Loss of control can happen in a variety of scenarios. For instance, the pilot could be “flying the aircraft under a set of different circumstances and the airplane stalls out and crashes and kills people aboard,” Hennig said. If the airplane doesn’t maintain the angle of attack needed to keep it flying, it can stall and fall down to earth.

To prevent loss-of-control accidents, angle of attack indicators — which tell the pilot when the angle of the wing may be close to a stall position — are becoming a standard feature on small planes, experts said.

In February, the FAA streamlined its approval process for adding angle of attack indicators to existing planes to “provide the pilot with a visual aid to prevent loss of control of the aircraft in the critical phases of flight,” the agency said.

In four of the latest Long Island incidents, the pilot reported that the aircraft lost power, according to preliminary NTSB reports. In the case of the fatal February crash, the flight instructor ditched the airplane in Setauket Harbor, according to the initial NTSB report. Later, investigators found that there was no fuel in the Piper plane.

In the midflight breakup of the Beechcraft Bonanza over Syosset, the pilot flying in cloudy conditions reported losing the use of several of his instruments, which he would need to navigate safely in the weather that day.

In that situation, the pilot could easily become disoriented and lose control of the plane, aviation experts said, and DeLisi of the NTSB said that crash had “earmarks” of a loss of control.

Despite the seven incidents on Long Island so far this year, the statistics don’t support the notion of a trend, Perry said.

“Things will just happen, and people try to derive some sort of meaning or some sort of trend, and a lot of times it just isn’t there,” he said. “I think the vast majority of Americans know very little about general aviation, and so when these accidents do happen it captures their attention and there’s interest.”

The FAA holds monthly local seminars on flying in challenging conditions to teach pilots about risk and to help keep their skills sharp, said Michael Canders, director of the Aviation Center at Farmingdale State College. But ultimately, he said, it’s up to pilots to maintain their skills.

Flying “does require a lot of practice, a lot of proficiency, and I think a lot of general aviation pilots are unable to give it the requisite time to really be proficient, to really be safe,” Canders said.

Mann said it’s more difficult to reduce the rate of crashes in such a broad category of flying.

General aviation includes more aircraft and more varying scenarios involving pilots who are often private fliers, not professionals.

“When you’re talking general aviation pilots it’s everybody else, and it’s all those aircraft, everything from home-builts to vintage aircraft to everything in between,” Mann said. “No particular type of airplane, no particular sort of pilot, everything from students to octogenarians to student octogenarians.
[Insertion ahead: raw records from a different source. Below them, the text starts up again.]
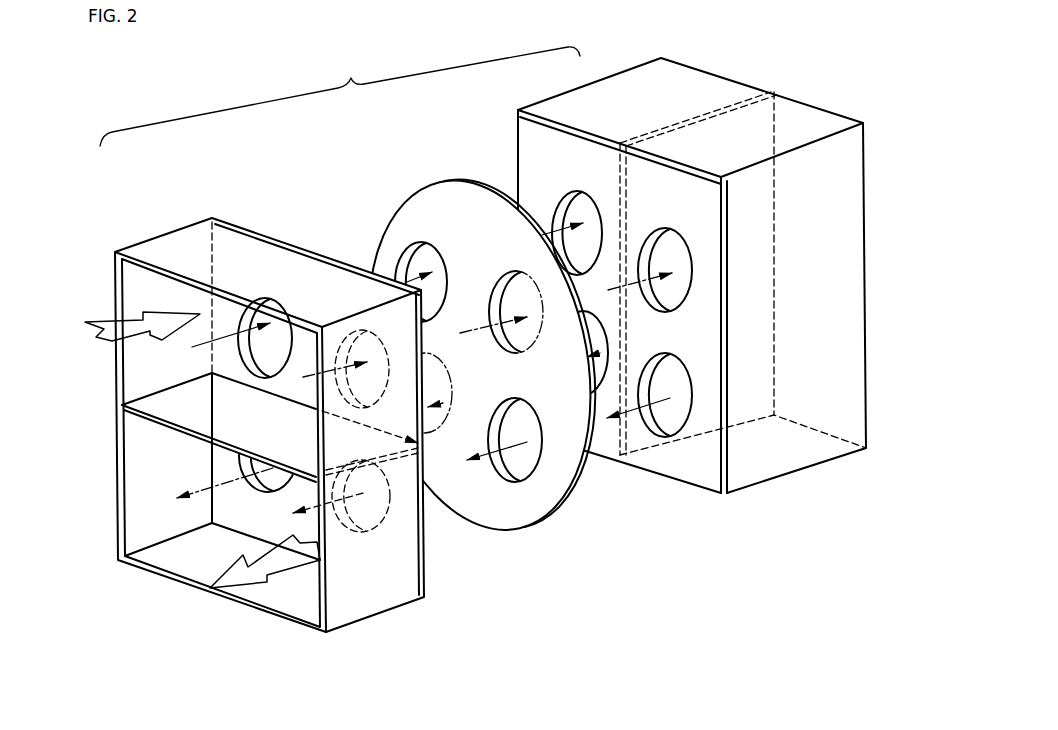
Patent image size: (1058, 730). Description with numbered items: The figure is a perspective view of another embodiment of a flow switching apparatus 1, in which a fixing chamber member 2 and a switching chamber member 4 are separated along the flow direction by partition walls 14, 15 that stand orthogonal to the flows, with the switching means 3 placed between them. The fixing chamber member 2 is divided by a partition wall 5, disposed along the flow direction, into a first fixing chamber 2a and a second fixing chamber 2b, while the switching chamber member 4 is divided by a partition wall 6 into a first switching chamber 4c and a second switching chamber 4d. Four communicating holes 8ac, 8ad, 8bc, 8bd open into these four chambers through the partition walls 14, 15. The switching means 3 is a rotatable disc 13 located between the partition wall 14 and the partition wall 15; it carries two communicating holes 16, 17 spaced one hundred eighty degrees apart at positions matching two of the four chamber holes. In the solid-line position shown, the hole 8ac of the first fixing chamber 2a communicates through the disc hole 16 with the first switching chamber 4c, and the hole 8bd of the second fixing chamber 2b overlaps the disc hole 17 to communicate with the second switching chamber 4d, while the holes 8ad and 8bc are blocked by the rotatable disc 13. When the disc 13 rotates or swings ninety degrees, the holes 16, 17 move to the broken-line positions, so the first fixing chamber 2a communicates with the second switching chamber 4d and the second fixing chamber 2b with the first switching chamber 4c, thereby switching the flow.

The ventilation apparatus 1 is at (369, 72).
The fixing chamber member 2 is at (166, 198).
The first fixing chamber 2a is at (140, 368).
The second fixing chamber 2b is at (135, 478).
The switching means 3 is at (363, 152).
The switching chamber member 4 is at (587, 107).
The first switching chamber 4c is at (638, 103).
The second switching chamber 4d is at (802, 180).
The partition wall 5 is at (173, 408).
The partition wall 6 is at (743, 128).
The communicating hole 8ac is at (567, 203).
The communicating hole 8ad is at (673, 290).
The communicating hole 8bc is at (597, 385).
The communicating hole 8bd is at (668, 417).
The rotatable disc 13 is at (402, 215).
The partition wall 14 is at (272, 238).
The partition wall 15 is at (557, 122).
The communicating hole 16 is at (425, 258).
The communicating hole 17 is at (523, 470).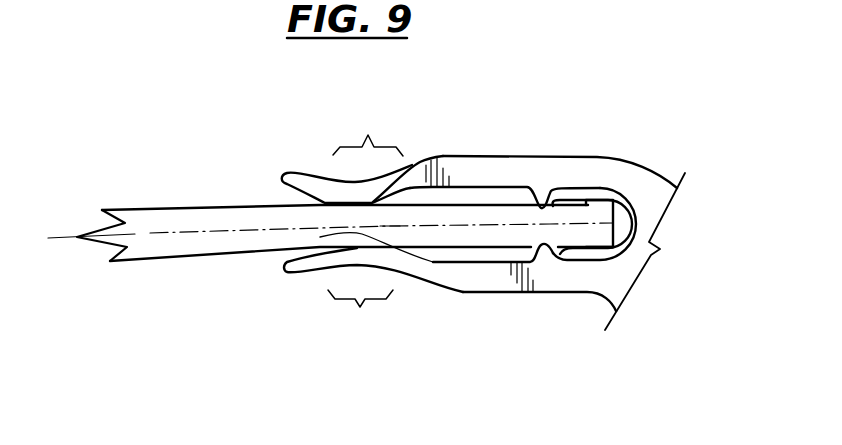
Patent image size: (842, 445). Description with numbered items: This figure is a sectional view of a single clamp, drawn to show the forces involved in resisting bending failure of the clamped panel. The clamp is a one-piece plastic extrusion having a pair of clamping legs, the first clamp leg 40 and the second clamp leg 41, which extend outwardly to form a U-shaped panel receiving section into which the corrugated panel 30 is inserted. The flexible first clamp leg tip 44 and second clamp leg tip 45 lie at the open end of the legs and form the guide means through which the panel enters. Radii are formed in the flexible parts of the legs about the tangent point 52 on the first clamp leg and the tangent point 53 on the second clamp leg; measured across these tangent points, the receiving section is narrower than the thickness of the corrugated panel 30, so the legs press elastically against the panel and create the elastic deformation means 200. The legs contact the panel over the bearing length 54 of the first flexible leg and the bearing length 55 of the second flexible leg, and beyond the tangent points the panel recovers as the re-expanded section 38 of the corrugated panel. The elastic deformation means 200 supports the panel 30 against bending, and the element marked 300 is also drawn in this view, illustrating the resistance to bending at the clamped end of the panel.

The corrugated panel 30 is at (168, 259).
The re-expanded section of corrugated panel 38 is at (587, 217).
The first clamp leg 40 is at (498, 155).
The second clamp leg 41 is at (477, 292).
The first clamp leg tip 44 is at (281, 181).
The second clamp leg tip 45 is at (287, 273).
The tangent point radii first clamp leg and panel 52 is at (404, 167).
The tangent point radii second clamp leg and panel 53 is at (320, 237).
The bearing length between first flexible leg and panel 54 is at (368, 135).
The bearing length between second flexible leg and panel 55 is at (360, 307).
The elastic deformation means 200 is at (387, 226).
The end cap 300 is at (545, 225).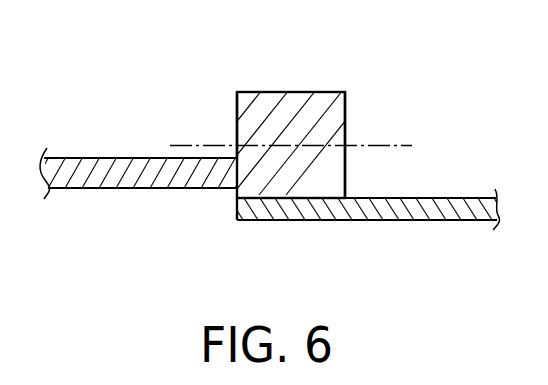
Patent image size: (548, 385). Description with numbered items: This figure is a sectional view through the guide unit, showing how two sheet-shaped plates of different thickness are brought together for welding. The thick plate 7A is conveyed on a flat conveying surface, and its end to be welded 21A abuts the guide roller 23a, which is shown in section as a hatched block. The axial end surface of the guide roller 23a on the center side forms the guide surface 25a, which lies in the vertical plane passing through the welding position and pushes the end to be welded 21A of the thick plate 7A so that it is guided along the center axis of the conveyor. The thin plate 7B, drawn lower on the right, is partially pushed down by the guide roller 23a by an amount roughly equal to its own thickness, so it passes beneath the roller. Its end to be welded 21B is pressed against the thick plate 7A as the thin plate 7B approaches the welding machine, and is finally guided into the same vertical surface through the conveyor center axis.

The thick plate 7A is at (82, 156).
The thin plate 7B is at (458, 196).
The end to be welded 21A is at (238, 178).
The end to be welded 21B is at (236, 208).
The guide roller 23a is at (357, 119).
The guide surface 25a is at (237, 117).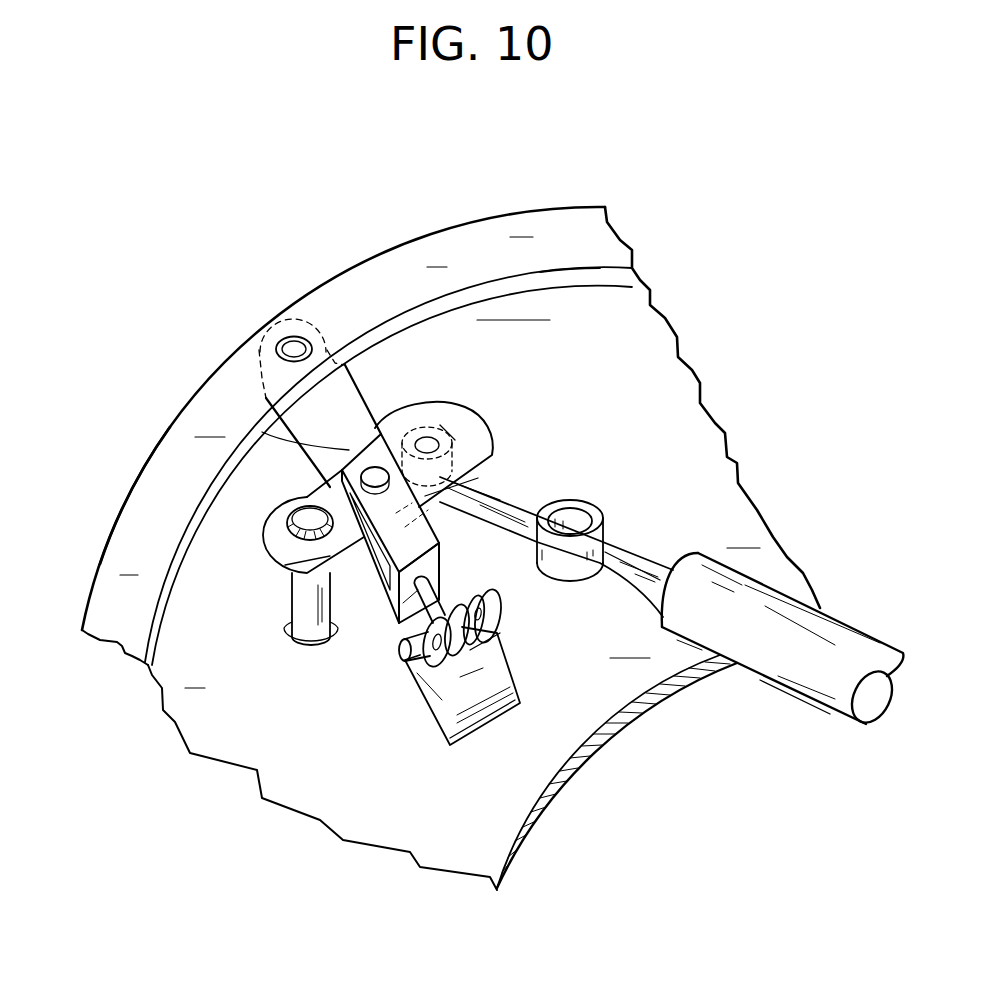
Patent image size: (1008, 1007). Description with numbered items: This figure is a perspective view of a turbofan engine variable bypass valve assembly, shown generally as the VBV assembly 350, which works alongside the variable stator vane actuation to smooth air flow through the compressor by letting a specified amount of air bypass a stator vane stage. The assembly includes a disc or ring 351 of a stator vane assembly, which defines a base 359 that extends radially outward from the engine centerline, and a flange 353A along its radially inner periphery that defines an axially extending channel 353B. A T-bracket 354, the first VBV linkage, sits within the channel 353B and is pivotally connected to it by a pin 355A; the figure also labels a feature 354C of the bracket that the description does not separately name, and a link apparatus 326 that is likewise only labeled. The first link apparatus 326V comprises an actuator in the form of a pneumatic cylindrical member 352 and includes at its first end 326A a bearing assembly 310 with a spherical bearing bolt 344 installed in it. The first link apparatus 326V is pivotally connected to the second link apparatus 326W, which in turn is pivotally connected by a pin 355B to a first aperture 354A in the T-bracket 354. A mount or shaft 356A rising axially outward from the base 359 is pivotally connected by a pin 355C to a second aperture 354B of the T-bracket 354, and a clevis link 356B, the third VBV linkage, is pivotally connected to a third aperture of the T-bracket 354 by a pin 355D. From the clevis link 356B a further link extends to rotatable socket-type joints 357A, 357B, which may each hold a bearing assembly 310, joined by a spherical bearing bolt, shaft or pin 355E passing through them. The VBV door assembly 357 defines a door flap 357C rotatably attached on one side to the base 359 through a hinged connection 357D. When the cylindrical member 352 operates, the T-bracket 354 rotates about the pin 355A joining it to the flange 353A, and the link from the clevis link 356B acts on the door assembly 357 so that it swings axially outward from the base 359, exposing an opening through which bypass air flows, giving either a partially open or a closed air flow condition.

The VBV assembly 350 is at (306, 152).
The ring 351 is at (150, 373).
The pneumatic cylindrical member 352 is at (867, 616).
The flange 353A is at (130, 492).
The channel 353B is at (572, 297).
The T-bracket 354 is at (360, 385).
The first aperture 354A is at (430, 445).
The second aperture 354B is at (300, 547).
The arm of lever plate 354C is at (262, 432).
The pin 355A is at (291, 337).
The pin 355B is at (445, 430).
The pin 355C is at (308, 527).
The pin 355D is at (372, 477).
The pin 355E is at (405, 640).
The mount or shaft 356A is at (293, 610).
The clevis link 356B is at (397, 612).
The VBV door assembly 357 is at (439, 775).
The socket-type joint 357A is at (500, 605).
The socket-type joint 357B is at (440, 677).
The door flap 357C is at (482, 728).
The hinged connection 357D is at (405, 665).
The cable 326 is at (490, 656).
The first end 326A is at (630, 529).
The first link apparatus 326V is at (781, 714).
The second link apparatus 326W is at (503, 497).
The spherical bearing bolt 344 is at (589, 489).
The bearing assembly 310 is at (567, 520).
The base 359 is at (667, 388).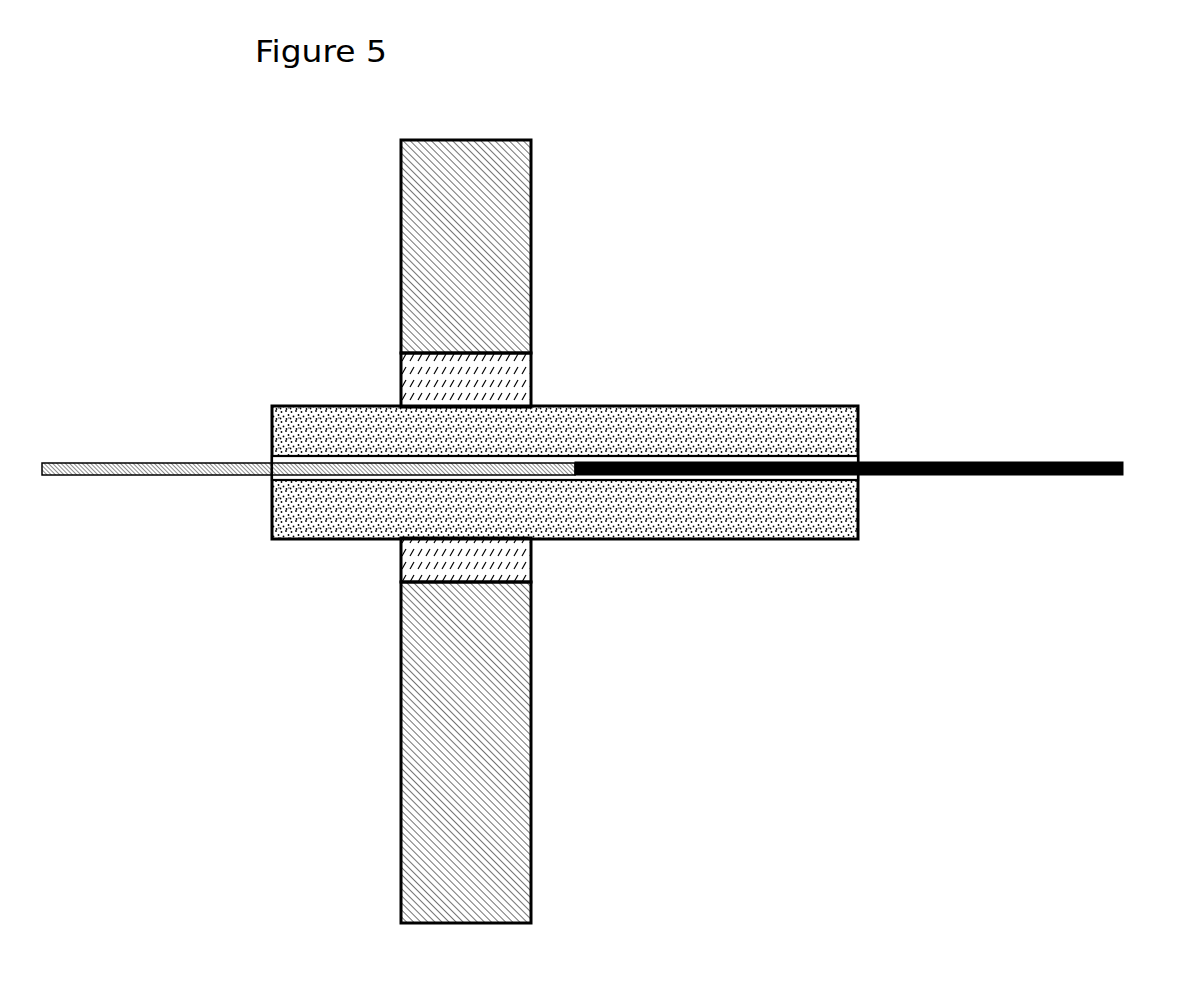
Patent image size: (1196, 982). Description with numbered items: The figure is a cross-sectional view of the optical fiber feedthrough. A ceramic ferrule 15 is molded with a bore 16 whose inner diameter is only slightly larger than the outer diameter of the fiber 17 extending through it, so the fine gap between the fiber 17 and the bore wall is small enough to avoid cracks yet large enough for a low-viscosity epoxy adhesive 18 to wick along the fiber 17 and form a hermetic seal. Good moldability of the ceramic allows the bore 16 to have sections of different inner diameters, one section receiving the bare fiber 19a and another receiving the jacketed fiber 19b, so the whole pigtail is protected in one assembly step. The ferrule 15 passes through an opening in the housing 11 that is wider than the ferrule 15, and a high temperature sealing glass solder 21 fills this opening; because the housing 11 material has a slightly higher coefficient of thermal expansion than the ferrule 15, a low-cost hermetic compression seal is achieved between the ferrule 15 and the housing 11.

The housing 11 is at (497, 317).
The sealing glass solder 21 is at (413, 380).
The ceramic ferrule 15 is at (753, 543).
The bore 16 is at (860, 482).
The fiber 17 is at (927, 462).
The adhesive 18 is at (270, 480).
The bare fiber 19a is at (153, 475).
The jacketed fiber 19b is at (1000, 477).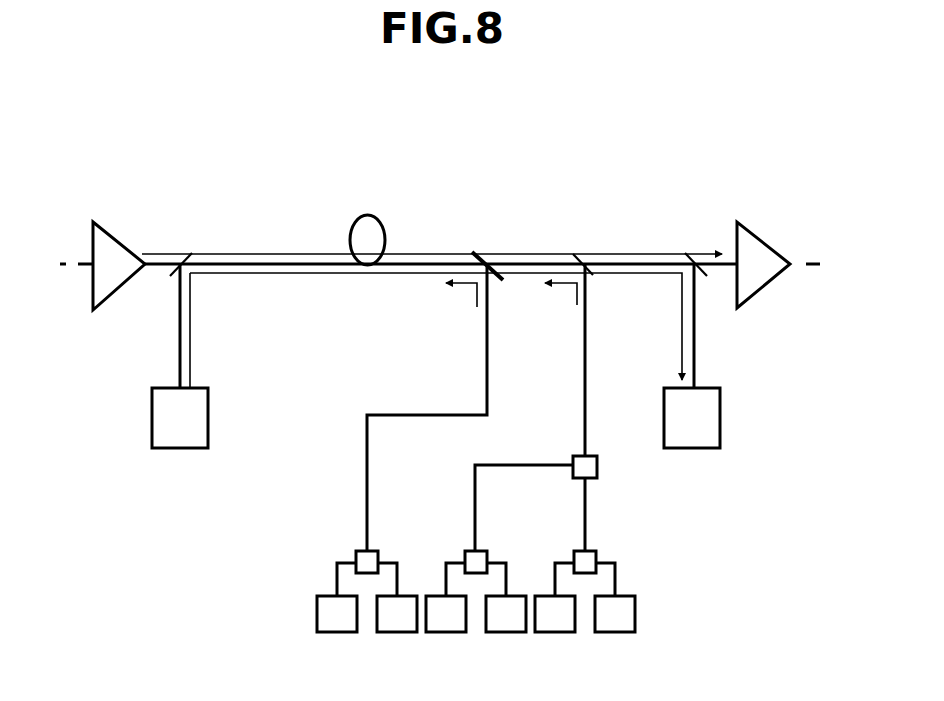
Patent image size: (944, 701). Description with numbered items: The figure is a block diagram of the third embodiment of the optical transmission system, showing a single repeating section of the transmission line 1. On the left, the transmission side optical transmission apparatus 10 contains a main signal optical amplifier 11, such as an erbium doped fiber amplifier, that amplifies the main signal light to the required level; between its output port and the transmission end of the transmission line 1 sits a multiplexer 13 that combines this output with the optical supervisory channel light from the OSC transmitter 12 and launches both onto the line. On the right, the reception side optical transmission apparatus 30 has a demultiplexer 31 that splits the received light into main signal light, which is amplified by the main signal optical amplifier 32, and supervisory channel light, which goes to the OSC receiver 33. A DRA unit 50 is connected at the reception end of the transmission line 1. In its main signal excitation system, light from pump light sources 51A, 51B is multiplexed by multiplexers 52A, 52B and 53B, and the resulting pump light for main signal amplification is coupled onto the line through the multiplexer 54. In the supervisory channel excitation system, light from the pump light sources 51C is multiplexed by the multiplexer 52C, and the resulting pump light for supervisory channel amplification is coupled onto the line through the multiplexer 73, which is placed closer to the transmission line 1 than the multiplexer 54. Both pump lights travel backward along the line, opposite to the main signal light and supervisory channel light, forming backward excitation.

It’s just a tougher problem to solve — there’s no close correlation there.”

New airman certification standards to be issued in June will include an amplified focus on risk management.

And a national safety outreach campaign to inform pilots of the danger of flying in bad weather reached 4.5 million people in 2014, the FAA said, and continues to be a focus of the General Aviation Joint Steering Committee.

That committee, on which Perry sits, has come up with more than two dozen suggested safety enhancements to cut down on loss of control accidents.

“Flying an aircraft is safe,’’ Hennig said, “but there are certain risks.”

2016 fixed-wing airplane crashes on Long Island

  • Feb. 12: A Cessna 152 caught fire after landing at Calabro Airport in Shirley. No one was injured.
  • Feb. 20: A Piper Archer crashed into Setauket Harbor. One passenger was killed.
  • March 5: A Cirrus SF22 crash landed in a Hauppauge industrial park. No one was injured.
  • March 11: A Cessna 152 made an emergency landing on a Kings Park beach. No injuries were reported.
  • April 10: A Piper Cherokee crashed and caught fire on a Bayport residential street. The pilot and passenger were injured.
  • April 30: A 1947 Stinson made an emergency landing in Riverhead. No injuries were reported.
  • May 3: Debris from a Beechcraft V35B Bonanza was strewn across a Syosset community. Nassau police reported three deaths.